Like most, I have an affinity for Asian soups. Vietnamese pho, Korean tofu soup, and Japanese ramen all rank high in my most frequently desired dishes, though this broth sustained my craving for something light and simple.

It's the simplicity and emphasis on seasonal items that draws me to Japan's cuisine. Straightforward, modest ingredients come together to compose fresh and healthy dishes.

This was my first attempt at making dashi from scratch and I must say that the almost minimal effort is worth it. Dashi is a Japanese stock made from kombu (edible kelp) and katsuobushi (bonito flakes) and is most commonly used as the base for miso soup. It gives an umami flavor which is the foundation of Japanese cuisine. I added dried matsutake mushrooms to create a more earthy mushroom broth.

Soba noodles are made from buckwheat flour and despite the misleading name, buckwheat is actually gluten free. Soba is an excellent choice for those that are gluten intolerant or even just a healthy alternative to flour based pasta.

It should be noted that soba, udon, and ramen actually refer to the noodles and not the soup itself.

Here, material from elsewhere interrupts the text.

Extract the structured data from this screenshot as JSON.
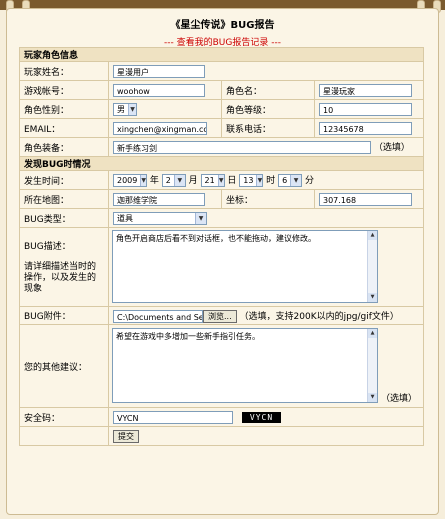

A quick lesson in Japanese noodles-

Soba- As mentioned, these noodles are made from buckwheat flour and have a correspondingly strong, nutty flavor.  Dried soba looks like flat spaghetti and is usually light beige to dark brown-gray in color. Soba noodles are also commonly eaten cold. 

Udon- Chewy and soft, these thick wheat noodles are best when you can find them fresh. Dried udon is still good, but the texture is more dense. Udon has a neutral flavor, so they make a good choice for strongly-flavored dishes. Usually served in a broth made from dashi, soy sauce, and mirin and topped with a fish cake and scallions.

Ramen- Also made of wheat, ramen noodles are much thinner and longer than udon and have a nice chewy bite when cooked. Ramen is traditionally served in a meat or fish based broth flavored with soy sauce or miso and garnished with egg, dried seaweed, sliced pork, and scallions.

Try making your own Japanese soup at home. Finish off with green tea ice cream and don't forget the sake!



2 quarts of water
2 pieces of kombu*
2 cups of katsuobushi (bonito flakes)*
1 packet of dried matsutake mushrooms, about 1 cup*
2 cups of chicken or vegetable stock 
3 tbs of soy sauce
soba noodles*

soft boiled egg, optional
dried seaweed*
 *These items can be found in the Asian section in most grocery stores. 

Add the kombu and the water to a large saucepan and allow to soak for 30 minutes. Add the dried mushrooms. Bring just up to a simmer and then remove the kombu. Simmer the broth with the mushrooms for 5 minutes. Add the bonito flakes and simmer for 10 minutes. (just a warning- this step does not smell very good.)

Strain the liquid through cheesecloth and pour back into the saucepan. Add the chicken stock and soy sauce. Bring to a boil, turn down the heat, and simmer for about 30 minutes or until the broth has reduced at least 1/4.

While the broth is simmering, prepare the garnish. 

Set aside a bowl of ice water for cooling the soft boiled eggs. Add the desired amount of eggs to a small saucepan, add water until they are submerged, and bring to a simmer. Cover with a tight fitting lid, turn of heat, and allow to sit for exactly five minutes. Immediately remove and submerge in ice water to stop the cooking. Peel when ready to serve.

Cook the soba noodles according to package instructions. 

Heat a saute pan, add a drop of oil, and slightly wilt the spinach, about 30 seconds. 

Chop scallions.

Add broth and soba to a bowl and garnish with each component.